What Does the EcoDesign Lot 20 Legislation Mean?
From the 1st January 2018, the largest upheaval in the electric heating industry will happen for the first time in decades. There will be new energy efficient regulations coming into play which will change the landscape of available products and manufacturers.
As part of the Lot 20 legislation, all space heaters for sale in the EU will need to adhere to these new rules or face closure – even if they’ve been manufactured further afield.
What is Lot 20?
Lot 20 is a piece of legislation that comes from the European EcoDesign Directive, a directive created so that all energy-using products would have a framework showing basic requirements in order to make them as efficient and environmentally friendly as possible. This legislation is so important, especially when you consider the amount of energy we used on a daily basis.
The average household uses lights, computers, washing machines, vacuum cleaners, televisions and endless chargeable consumer electronics on a daily basis, so it’s important that these products become as efficient as possible.
Products that fall under the scope of EcoDesign Directive are split into several groups or ‘lots’.

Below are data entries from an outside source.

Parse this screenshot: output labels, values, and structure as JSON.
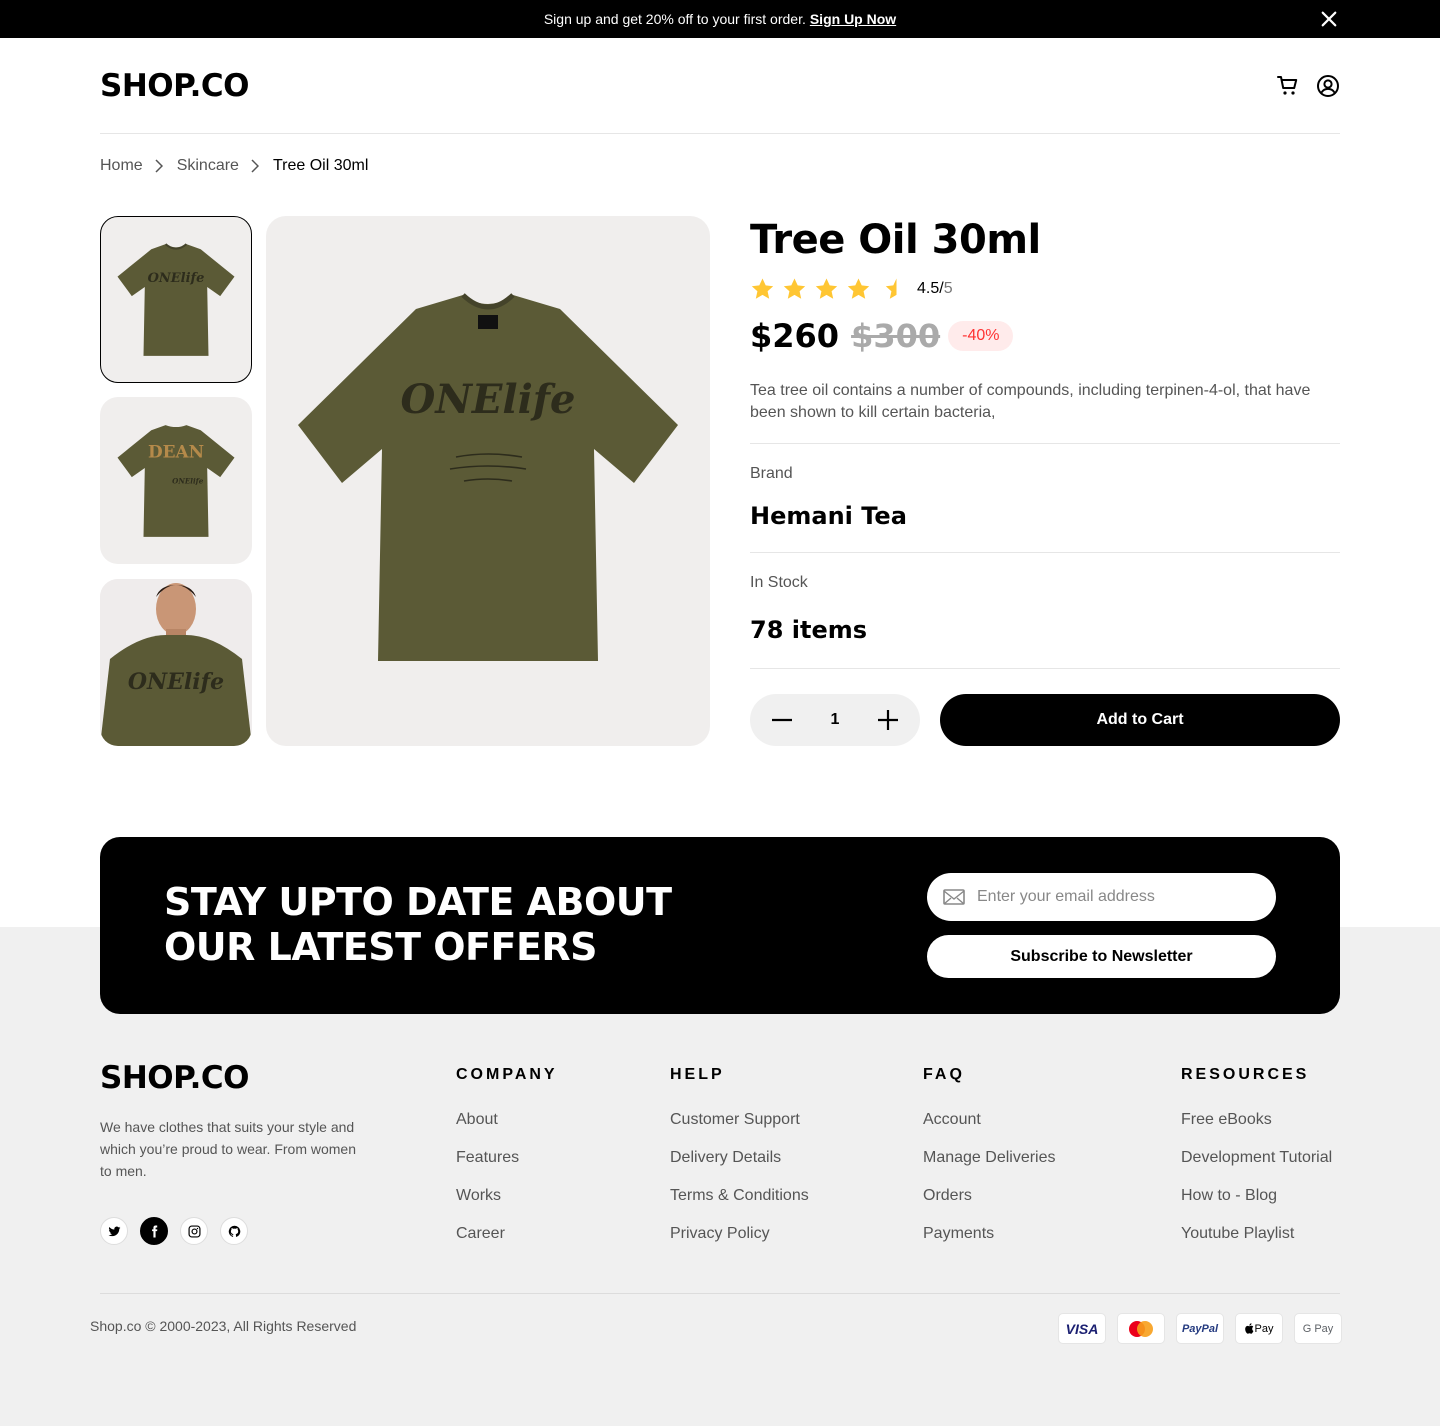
{
  "banner": {
    "text": "Sign up and get 20% off to your first order.",
    "link": "Sign Up Now"
  },
  "header": {
    "logo": "SHOP.CO"
  },
  "breadcrumb": {
    "items": [
      "Home",
      "Skincare"
    ],
    "current": "Tree Oil 30ml"
  },
  "product": {
    "title": "Tree Oil 30ml",
    "rating": 4.5,
    "rating_value": "4.5/",
    "rating_out": "5",
    "price": "$260",
    "old_price": "$300",
    "discount": "-40%",
    "description": "Tea tree oil contains a number of compounds, including terpinen-4-ol, that have been shown to kill certain bacteria,",
    "brand_label": "Brand",
    "brand": "Hemani Tea",
    "stock_label": "In Stock",
    "stock": "78 items",
    "quantity": "1",
    "add_to_cart": "Add to Cart",
    "shirt_print": "ONElife",
    "shirt_print_back": "DEAN"
  },
  "newsletter": {
    "title_line1": "STAY UPTO DATE ABOUT",
    "title_line2": "OUR LATEST OFFERS",
    "placeholder": "Enter your email address",
    "button": "Subscribe to Newsletter"
  },
  "footer": {
    "logo": "SHOP.CO",
    "about": "We have clothes that suits your style and which you’re proud to wear. From women to men.",
    "columns": [
      {
        "title": "COMPANY",
        "links": [
          "About",
          "Features",
          "Works",
          "Career"
        ]
      },
      {
        "title": "HELP",
        "links": [
          "Customer Support",
          "Delivery Details",
          "Terms & Conditions",
          "Privacy Policy"
        ]
      },
      {
        "title": "FAQ",
        "links": [
          "Account",
          "Manage Deliveries",
          "Orders",
          "Payments"
        ]
      },
      {
        "title": "RESOURCES",
        "links": [
          "Free eBooks",
          "Development Tutorial",
          "How to - Blog",
          "Youtube Playlist"
        ]
      }
    ],
    "copyright": "Shop.co © 2000-2023, All Rights Reserved",
    "payments": {
      "visa": "VISA",
      "paypal": "PayPal",
      "applepay": "Pay",
      "googlepay": "G Pay"
    }
  },
  "colors": {
    "star": "#FFC633",
    "shirt": "#5b5a36",
    "discount_text": "#FF3333",
    "discount_bg": "#FFEBEB"
  }
}
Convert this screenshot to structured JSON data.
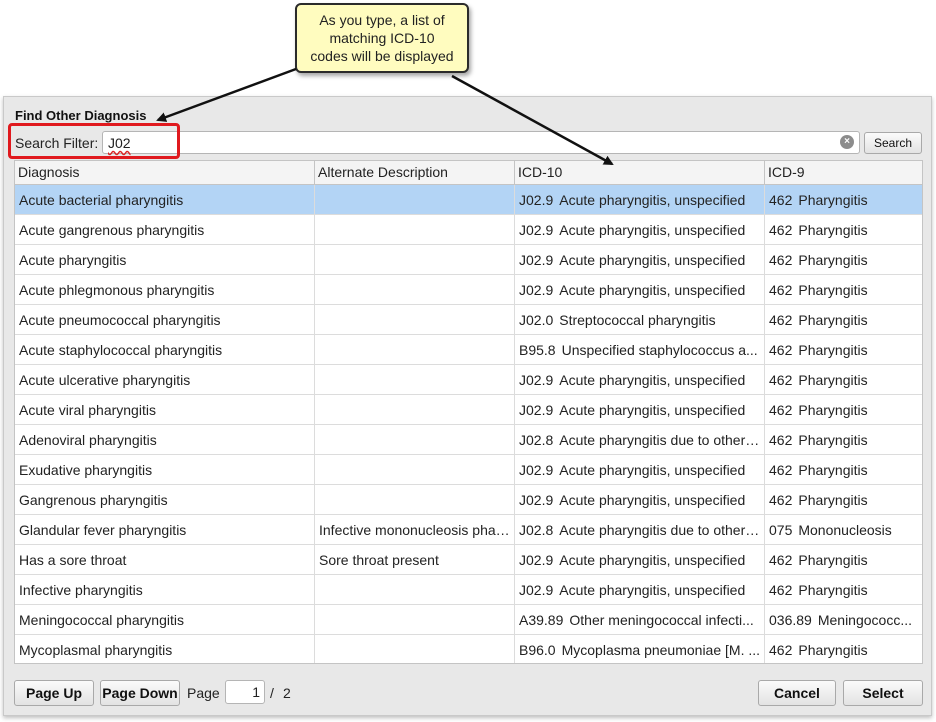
{
  "callout": {
    "line1": "As you type, a list of",
    "line2": "matching ICD-10",
    "line3": "codes will be displayed"
  },
  "dialog": {
    "title": "Find Other Diagnosis",
    "filter_label": "Search Filter:",
    "filter_value": "J02",
    "search_button": "Search"
  },
  "columns": [
    "Diagnosis",
    "Alternate Description",
    "ICD-10",
    "ICD-9"
  ],
  "rows": [
    {
      "diagnosis": "Acute bacterial pharyngitis",
      "alt": "",
      "icd10_code": "J02.9",
      "icd10_desc": "Acute pharyngitis, unspecified",
      "icd9_code": "462",
      "icd9_desc": "Pharyngitis"
    },
    {
      "diagnosis": "Acute gangrenous pharyngitis",
      "alt": "",
      "icd10_code": "J02.9",
      "icd10_desc": "Acute pharyngitis, unspecified",
      "icd9_code": "462",
      "icd9_desc": "Pharyngitis"
    },
    {
      "diagnosis": "Acute pharyngitis",
      "alt": "",
      "icd10_code": "J02.9",
      "icd10_desc": "Acute pharyngitis, unspecified",
      "icd9_code": "462",
      "icd9_desc": "Pharyngitis"
    },
    {
      "diagnosis": "Acute phlegmonous pharyngitis",
      "alt": "",
      "icd10_code": "J02.9",
      "icd10_desc": "Acute pharyngitis, unspecified",
      "icd9_code": "462",
      "icd9_desc": "Pharyngitis"
    },
    {
      "diagnosis": "Acute pneumococcal pharyngitis",
      "alt": "",
      "icd10_code": "J02.0",
      "icd10_desc": "Streptococcal pharyngitis",
      "icd9_code": "462",
      "icd9_desc": "Pharyngitis"
    },
    {
      "diagnosis": "Acute staphylococcal pharyngitis",
      "alt": "",
      "icd10_code": "B95.8",
      "icd10_desc": "Unspecified staphylococcus a...",
      "icd9_code": "462",
      "icd9_desc": "Pharyngitis"
    },
    {
      "diagnosis": "Acute ulcerative pharyngitis",
      "alt": "",
      "icd10_code": "J02.9",
      "icd10_desc": "Acute pharyngitis, unspecified",
      "icd9_code": "462",
      "icd9_desc": "Pharyngitis"
    },
    {
      "diagnosis": "Acute viral pharyngitis",
      "alt": "",
      "icd10_code": "J02.9",
      "icd10_desc": "Acute pharyngitis, unspecified",
      "icd9_code": "462",
      "icd9_desc": "Pharyngitis"
    },
    {
      "diagnosis": "Adenoviral pharyngitis",
      "alt": "",
      "icd10_code": "J02.8",
      "icd10_desc": "Acute pharyngitis due to other ...",
      "icd9_code": "462",
      "icd9_desc": "Pharyngitis"
    },
    {
      "diagnosis": "Exudative pharyngitis",
      "alt": "",
      "icd10_code": "J02.9",
      "icd10_desc": "Acute pharyngitis, unspecified",
      "icd9_code": "462",
      "icd9_desc": "Pharyngitis"
    },
    {
      "diagnosis": "Gangrenous pharyngitis",
      "alt": "",
      "icd10_code": "J02.9",
      "icd10_desc": "Acute pharyngitis, unspecified",
      "icd9_code": "462",
      "icd9_desc": "Pharyngitis"
    },
    {
      "diagnosis": "Glandular fever pharyngitis",
      "alt": "Infective mononucleosis phar...",
      "icd10_code": "J02.8",
      "icd10_desc": "Acute pharyngitis due to other ...",
      "icd9_code": "075",
      "icd9_desc": "Mononucleosis"
    },
    {
      "diagnosis": "Has a sore throat",
      "alt": "Sore throat present",
      "icd10_code": "J02.9",
      "icd10_desc": "Acute pharyngitis, unspecified",
      "icd9_code": "462",
      "icd9_desc": "Pharyngitis"
    },
    {
      "diagnosis": "Infective pharyngitis",
      "alt": "",
      "icd10_code": "J02.9",
      "icd10_desc": "Acute pharyngitis, unspecified",
      "icd9_code": "462",
      "icd9_desc": "Pharyngitis"
    },
    {
      "diagnosis": "Meningococcal pharyngitis",
      "alt": "",
      "icd10_code": "A39.89",
      "icd10_desc": "Other meningococcal infecti...",
      "icd9_code": "036.89",
      "icd9_desc": "Meningococc..."
    },
    {
      "diagnosis": "Mycoplasmal pharyngitis",
      "alt": "",
      "icd10_code": "B96.0",
      "icd10_desc": "Mycoplasma pneumoniae [M. ...",
      "icd9_code": "462",
      "icd9_desc": "Pharyngitis"
    }
  ],
  "selected_row": 0,
  "footer": {
    "page_up": "Page Up",
    "page_down": "Page Down",
    "page_label": "Page",
    "page_current": "1",
    "page_sep": "/",
    "page_total": "2",
    "cancel": "Cancel",
    "select": "Select"
  },
  "colors": {
    "selection": "#b3d4f5",
    "highlight": "#e0191e",
    "callout_bg": "#fffcbf"
  }
}
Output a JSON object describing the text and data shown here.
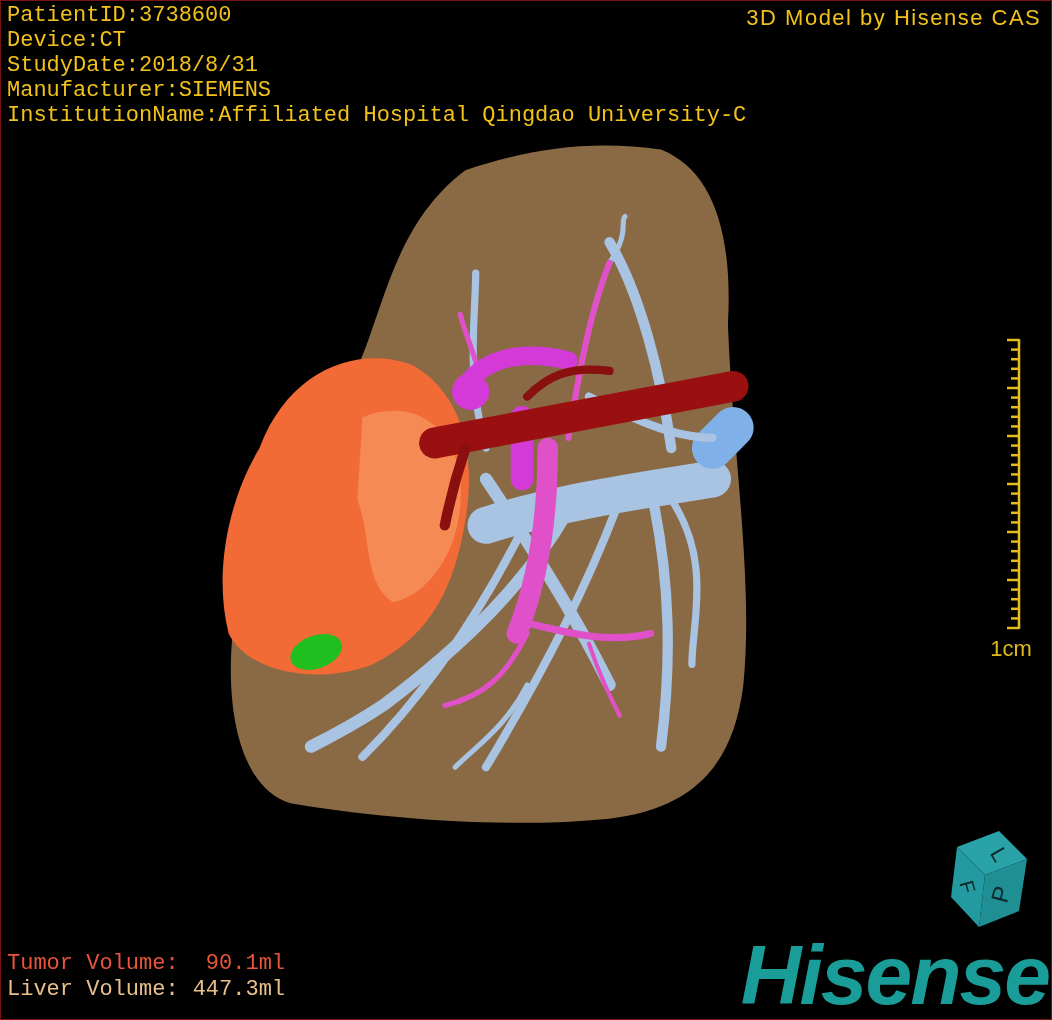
{
  "header": {
    "info": [
      "PatientID:3738600",
      "Device:CT",
      "StudyDate:2018/8/31",
      "Manufacturer:SIEMENS",
      "InstitutionName:Affiliated Hospital Qingdao University-C"
    ],
    "title": "3D Model by Hisense CAS"
  },
  "scale_bar": {
    "label": "1cm"
  },
  "volumes": [
    {
      "kind": "tumor",
      "label": "Tumor Volume:",
      "value": "90.1ml"
    },
    {
      "kind": "liver",
      "label": "Liver Volume:",
      "value": "447.3ml"
    }
  ],
  "orientation_cube": {
    "faces": [
      "L",
      "P",
      "F"
    ]
  },
  "logo": "Hisense"
}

What products will be involved?
Lot 20 relates to local space heaters, storage heaters, electric radiators and underfloor heating to name but a few!
Lot 20 does not affect all heaters, such as towel rails and tube heater. A lot of heaters are already Lot 20 compliant with Eco start technology and other efficient features.
Will Brexit have an effect?
EcoDesign Directive will be upheld within the UK, even after Brexit comes into play. Lot 20 will come into force before we leave the EU and suppliers will be heavily reliant on providing products of a similar standard. Around half of the UK’s overall trade (import and export) is within the European union and will continue to co-operate on environmental standards to make sure they remain a key priority.
How will this affect me?
To the consumer, this will not affect prices dramatically, especially on lower value products where the cost of additional controls can’t easily be absorbed; manufacturers will feel the hit first. There are companies however that are already stockpiling products in anticipation for the rising cost.